1892 Leaves Sweden for Berlin, where he moves in the artistic circles of Zum schwarzen Ferkel along with the Norwegian painter Edvard Munch and the polish writer Stanislaw Przybyszewski. Enters a creative crisis which lasts until 1897. Dedicates himself to natural science, painting and photography.
1893 Marries Austrian journalist Frida Uhl. Moves to Fridas family in Austria.
1894 Symbolist painting. Birth of daughter Kerstin. Leaves Frida and settles in Paris. The Inferno crisis begins.
1895 Associates with Paul Gauguin in Monparnasse. Experiments in alchemy. Correspondance with occultist and theosophists. Spiritual conversion. Influenced by Swedenborg.
1896 Begins to write his Occult diary, working on it until 1908.

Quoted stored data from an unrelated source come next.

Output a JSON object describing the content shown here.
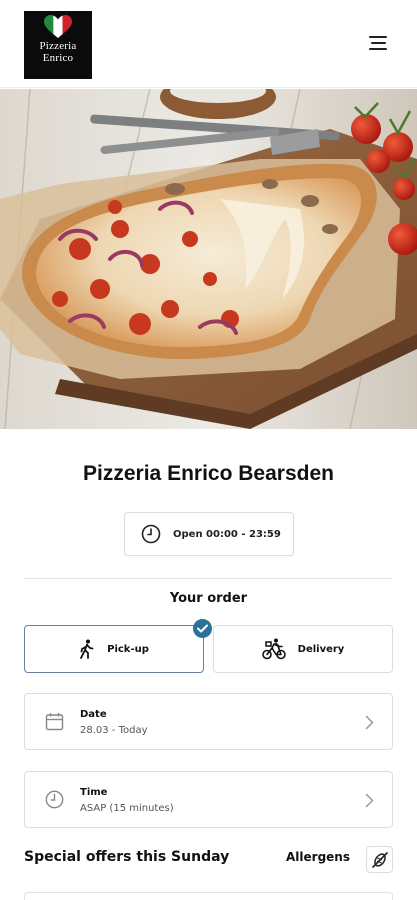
{
  "header": {
    "logo_line1": "Pizzeria",
    "logo_line2": "Enrico",
    "menu_icon": "hamburger-menu-icon"
  },
  "hero": {
    "image": "pizza-on-wooden-board"
  },
  "restaurant": {
    "name": "Pizzeria Enrico Bearsden",
    "hours": "Open 00:00 - 23:59"
  },
  "order": {
    "title": "Your order",
    "pickup_label": "Pick-up",
    "delivery_label": "Delivery",
    "selected": "pickup",
    "date_label": "Date",
    "date_value": "28.03 - Today",
    "time_label": "Time",
    "time_value": "ASAP (15 minutes)"
  },
  "offers": {
    "title": "Special offers this Sunday",
    "allergens_label": "Allergens"
  },
  "colors": {
    "accent": "#27739a",
    "selected_border": "#6a7f9e",
    "text": "#111111",
    "muted": "#555555",
    "border": "#dddddd"
  }
}
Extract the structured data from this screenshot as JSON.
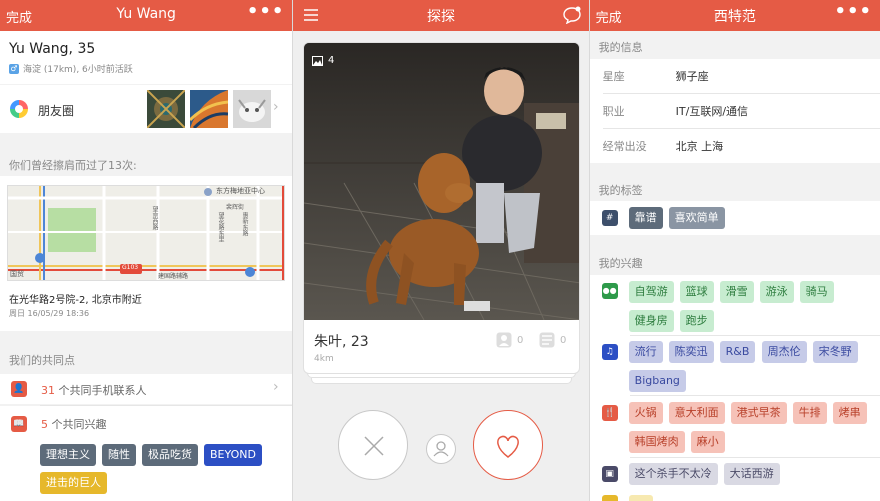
{
  "left_screen": {
    "header": {
      "done_label": "完成",
      "title": "Yu Wang",
      "more_label": "•••"
    },
    "profile": {
      "name_age": "Yu Wang, 35",
      "gender_icon": "male-icon",
      "location_status": "海淀 (17km), 6小时前活跃"
    },
    "moments": {
      "label": "朋友圈",
      "icon": "moments-icon"
    },
    "encounter": {
      "title": "你们曾经擦肩而过了13次:",
      "map_labels": [
        "东方梅地亚中心",
        "裴辉街",
        "望花路东里",
        "望京西路",
        "惠新东路",
        "建国路辅路",
        "国贸",
        "G103"
      ],
      "address": "在光华路2号院-2, 北京市附近",
      "time": "周日 16/05/29 18:36"
    },
    "common": {
      "title": "我们的共同点",
      "contacts_count": "31",
      "contacts_text": " 个共同手机联系人",
      "interests_count": "5",
      "interests_text": " 个共同兴趣",
      "tags": [
        "理想主义",
        "随性",
        "极品吃货",
        "BEYOND",
        "进击的巨人"
      ]
    },
    "colors": {
      "accent": "#e55b45",
      "tag_gray": "#5d6b7a",
      "tag_blue": "#2c4fc4",
      "tag_yellow": "#e6b82b"
    }
  },
  "middle_screen": {
    "header": {
      "menu_icon": "hamburger-icon",
      "title": "探探",
      "chat_icon": "chat-bubble-icon"
    },
    "card": {
      "photo_count": "4",
      "name_age": "朱叶, 23",
      "distance": "4km",
      "friends_count": "0",
      "moments_count": "0"
    },
    "actions": {
      "dislike": "close-icon",
      "profile": "profile-icon",
      "like": "heart-icon"
    }
  },
  "right_screen": {
    "header": {
      "done_label": "完成",
      "title": "西特范",
      "more_label": "•••"
    },
    "info": {
      "title": "我的信息",
      "rows": [
        {
          "label": "星座",
          "value": "狮子座"
        },
        {
          "label": "职业",
          "value": "IT/互联网/通信"
        },
        {
          "label": "经常出没",
          "value": "北京 上海"
        }
      ]
    },
    "tags_section": {
      "title": "我的标签",
      "tags": [
        "靠谱",
        "喜欢简单"
      ]
    },
    "interests": {
      "title": "我的兴趣",
      "sports": [
        "自驾游",
        "篮球",
        "滑雪",
        "游泳",
        "骑马",
        "健身房",
        "跑步"
      ],
      "music": [
        "流行",
        "陈奕迅",
        "R&B",
        "周杰伦",
        "宋冬野",
        "Bigbang"
      ],
      "food": [
        "火锅",
        "意大利面",
        "港式早茶",
        "牛排",
        "烤串",
        "韩国烤肉",
        "麻小"
      ],
      "movies": [
        "这个杀手不太冷",
        "大话西游"
      ]
    },
    "colors": {
      "sports_bg": "#c7ecd0",
      "sports_fg": "#2e7d3f",
      "music_bg": "#c6cbe8",
      "music_fg": "#3a4aa0",
      "food_bg": "#f6c2b8",
      "food_fg": "#b8402a",
      "movie_bg": "#d9d9e3",
      "movie_fg": "#4b4b68"
    }
  }
}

1897 Writes Inferno in French, a poetic account of his conversion. The crisis is over.
1898 Writes Parts I and II of his dramatic trilogy To Damascus, which was to become the starting-point for the expressionist theatre of the 20th century.
1899 Returns to live in Stockholm for good. Begins to write a series of dramas on subjects from Swidish history, such as Erik XIV (1899) and Charles XII (1901).
1900 Meets actress Harriet Bosse.
1901 Marries Harriet in May. Marital strains. Writes A Dream Play, in which he attempts to "imitate the discnnected but apparently logical form of a dream".
1902 Birth of daughter Anne-Marie.
1903 Parts from Harriet. Writes narrative Alone.
1904 Writes novel Black Banners, a mordant attack on the Cultural Establishment.
1907 Writes four Chamber Plays including The Ghost Sonata and The Pelican. Founds in November the Intimate Theatre.
1908 Moves to his last home, The "Blue Tower" at No 85, Drottninggatan, Stockholm (now housing the Strindberg Museum). Falls in love with Fanny Falkner, a yong actress at the Intimate Theatre.
1909 Writes his last play, The Great Highway.
1910 His articles on politics, religion and literature in the newspapers Afton- Tidningen and Social-Demokraten result in the "Strindberg Feud", a press feud that lasts for two years.
1912 Hailed on his birthday by a torchlight procession of students and workers. Receives an "Anti-Nobel Prize", a large sum of money raised by national subscription intended to compensate him for not being awarded the Nobel Prize for Literature. Dies on May 14.